Search code examples
apache-sparkpysparkregexp-replace

regexp_replace on PySpark used on two columns


I'd like to perform an atypical regexp_replace in PySpark based on two columns: I have in one attribute the address and in another one the city and I would like to use the city attribute to delete it from the address, when is present. I have written a function to do this:

df = spark.createDataFrame(
[
    (1, 'hügelstrasse 34, ansbach', 'ansbach'),
    (2, 'panton st. 2, london', 'london')
],
   ('id', 'address', 'city')
)

def dropCityAddress(street, city):

    new = regexp_replace(street, city, '')

    return(new)

df.withColumn('newaddress', dropCityAddress(col('address'), col('city')))

but the city object is not iterable.
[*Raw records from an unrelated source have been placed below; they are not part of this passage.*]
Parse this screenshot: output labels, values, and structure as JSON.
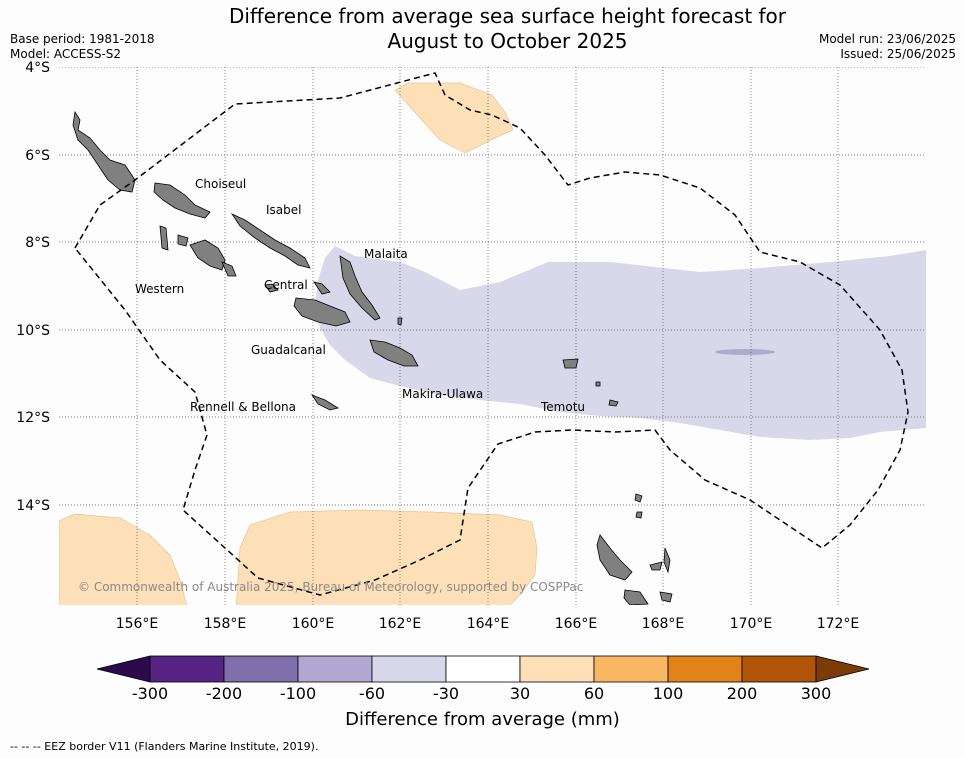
{
  "title_line1": "Difference from average sea surface height forecast for",
  "title_line2": "August to October 2025",
  "meta": {
    "base_period": "Base period: 1981-2018",
    "model": "Model: ACCESS-S2",
    "model_run": "Model run: 23/06/2025",
    "issued": "Issued: 25/06/2025"
  },
  "axes": {
    "lat_labels": [
      "4°S",
      "6°S",
      "8°S",
      "10°S",
      "12°S",
      "14°S"
    ],
    "lon_labels": [
      "156°E",
      "158°E",
      "160°E",
      "162°E",
      "164°E",
      "166°E",
      "168°E",
      "170°E",
      "172°E"
    ]
  },
  "places": {
    "choiseul": "Choiseul",
    "isabel": "Isabel",
    "malaita": "Malaita",
    "western": "Western",
    "central": "Central",
    "guadalcanal": "Guadalcanal",
    "makira": "Makira-Ulawa",
    "temotu": "Temotu",
    "rennell": "Rennell & Bellona"
  },
  "copyright": "© Commonwealth of Australia 2025, Bureau of Meteorology, supported by COSPPac",
  "colorbar": {
    "title": "Difference from average (mm)",
    "ticks": [
      "-300",
      "-200",
      "-100",
      "-60",
      "-30",
      "30",
      "60",
      "100",
      "200",
      "300"
    ],
    "colors": {
      "below": "#2d0a4d",
      "c1": "#552484",
      "c2": "#7f6faa",
      "c3": "#b0a8d0",
      "c4": "#d8d8ea",
      "c5": "#ffffff",
      "c6": "#fde0b7",
      "c7": "#f9b763",
      "c8": "#e08318",
      "c9": "#b05508",
      "above": "#7a3b08"
    }
  },
  "footnote": "--  --  -- EEZ border V11 (Flanders Marine Institute, 2019)."
}
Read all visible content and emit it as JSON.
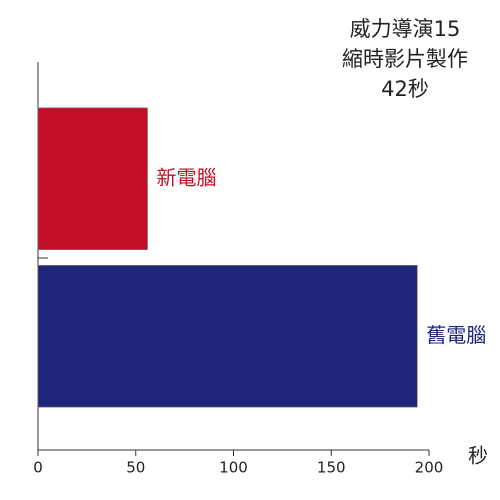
{
  "chart_data": {
    "type": "barh",
    "title": [
      "威力導演15",
      "縮時影片製作",
      "42秒"
    ],
    "categories": [
      "新電腦",
      "舊電腦"
    ],
    "values": [
      56,
      194
    ],
    "colors": [
      "#c20e25",
      "#1f2579"
    ],
    "xlabel": "秒",
    "xlim": [
      0,
      200
    ],
    "xticks": [
      0,
      50,
      100,
      150,
      200
    ]
  }
}
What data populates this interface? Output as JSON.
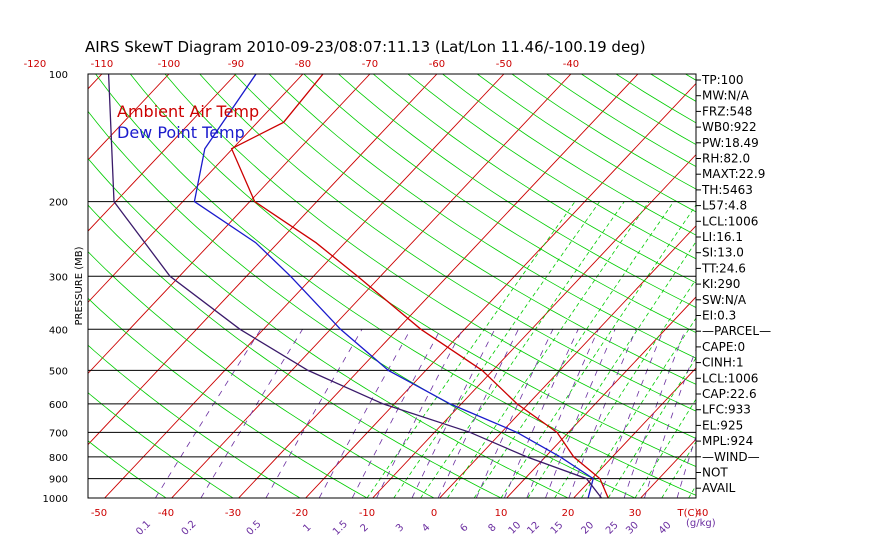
{
  "title": "AIRS SkewT Diagram 2010-09-23/08:07:11.13 (Lat/Lon 11.46/-100.19 deg)",
  "legend": {
    "ambient": "Ambient Air Temp",
    "dewpoint": "Dew Point Temp"
  },
  "colors": {
    "ambient": "#cc0000",
    "dewpoint": "#1a1acc",
    "isotherm": "#cc0000",
    "dry_adiabat": "#00cc00",
    "moist_adiabat": "#00cc00",
    "mixing_ratio": "#6b2ea0",
    "parcel": "#3a1a6a"
  },
  "chart_data": {
    "type": "line",
    "title": "AIRS SkewT Diagram 2010-09-23/08:07:11.13 (Lat/Lon 11.46/-100.19 deg)",
    "ylabel": "PRESSURE (MB)",
    "xlabel": "T(C)",
    "y_scale": "log",
    "y_ticks": [
      "100",
      "200",
      "300",
      "400",
      "500",
      "600",
      "700",
      "800",
      "900",
      "1000"
    ],
    "pressure_levels": [
      100,
      200,
      300,
      400,
      500,
      600,
      700,
      800,
      900,
      1000
    ],
    "bottom_temp_ticks": [
      "-50",
      "-40",
      "-30",
      "-20",
      "-10",
      "0",
      "10",
      "20",
      "30",
      "40"
    ],
    "top_temp_ticks": [
      "-120",
      "-110",
      "-100",
      "-90",
      "-80",
      "-70",
      "-60",
      "-50",
      "-40"
    ],
    "mixing_ratio_ticks": [
      "0.1",
      "0.2",
      "0.5",
      "1",
      "1.5",
      "2",
      "3",
      "4",
      "6",
      "8",
      "10",
      "12",
      "15",
      "20",
      "25",
      "30",
      "40"
    ],
    "mixing_ratio_unit": "(g/kg)",
    "series": [
      {
        "name": "Ambient Air Temp",
        "points": [
          {
            "p": 100,
            "t": -77
          },
          {
            "p": 130,
            "t": -76
          },
          {
            "p": 150,
            "t": -80
          },
          {
            "p": 200,
            "t": -69
          },
          {
            "p": 250,
            "t": -54
          },
          {
            "p": 300,
            "t": -43
          },
          {
            "p": 400,
            "t": -26
          },
          {
            "p": 500,
            "t": -11
          },
          {
            "p": 600,
            "t": -1
          },
          {
            "p": 700,
            "t": 9
          },
          {
            "p": 800,
            "t": 15
          },
          {
            "p": 900,
            "t": 22
          },
          {
            "p": 1000,
            "t": 26
          }
        ]
      },
      {
        "name": "Dew Point Temp",
        "points": [
          {
            "p": 100,
            "t": -87
          },
          {
            "p": 150,
            "t": -84
          },
          {
            "p": 200,
            "t": -78
          },
          {
            "p": 250,
            "t": -63
          },
          {
            "p": 300,
            "t": -53
          },
          {
            "p": 400,
            "t": -38
          },
          {
            "p": 500,
            "t": -25
          },
          {
            "p": 600,
            "t": -11
          },
          {
            "p": 700,
            "t": 3
          },
          {
            "p": 800,
            "t": 13
          },
          {
            "p": 900,
            "t": 21
          },
          {
            "p": 1000,
            "t": 23
          }
        ]
      },
      {
        "points": [
          {
            "p": 100,
            "t": -109
          },
          {
            "p": 200,
            "t": -90
          },
          {
            "p": 300,
            "t": -71
          },
          {
            "p": 400,
            "t": -53
          },
          {
            "p": 500,
            "t": -37
          },
          {
            "p": 600,
            "t": -21
          },
          {
            "p": 700,
            "t": -4
          },
          {
            "p": 800,
            "t": 8
          },
          {
            "p": 900,
            "t": 20
          },
          {
            "p": 1000,
            "t": 25
          }
        ]
      }
    ]
  },
  "indices": [
    "TP:100",
    "MW:N/A",
    "FRZ:548",
    "WB0:922",
    "PW:18.49",
    "RH:82.0",
    "MAXT:22.9",
    "TH:5463",
    "L57:4.8",
    "LCL:1006",
    "LI:16.1",
    "SI:13.0",
    "TT:24.6",
    "KI:290",
    "SW:N/A",
    "EI:0.3",
    "—PARCEL—",
    "CAPE:0",
    "CINH:1",
    "LCL:1006",
    "CAP:22.6",
    "LFC:933",
    "EL:925",
    "MPL:924",
    "—WIND—",
    "NOT",
    "AVAIL"
  ]
}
The desired output would be a new column without the city in the address (I am not interested in commas or other stuff, just deleting the city). I will perform this task on a big database, so a solution based on something like a collect action would not be suited for this problem.

Is there a way to perform this task?


Solution

  • Check below code.

    df.withColumn("newaddress",expr("regexp_replace(address,city,'')")).show(false)
    
    +---+------------------------+-------+-----------------+
    |id |address                 |city   |newaddress       |
    +---+------------------------+-------+-----------------+
    |1  |hügelstrasse 34, ansbach|ansbach|hügelstrasse 34, |
    |2  |panton st. 2, london    |london |panton st. 2,    |
    +---+------------------------+-------+-----------------+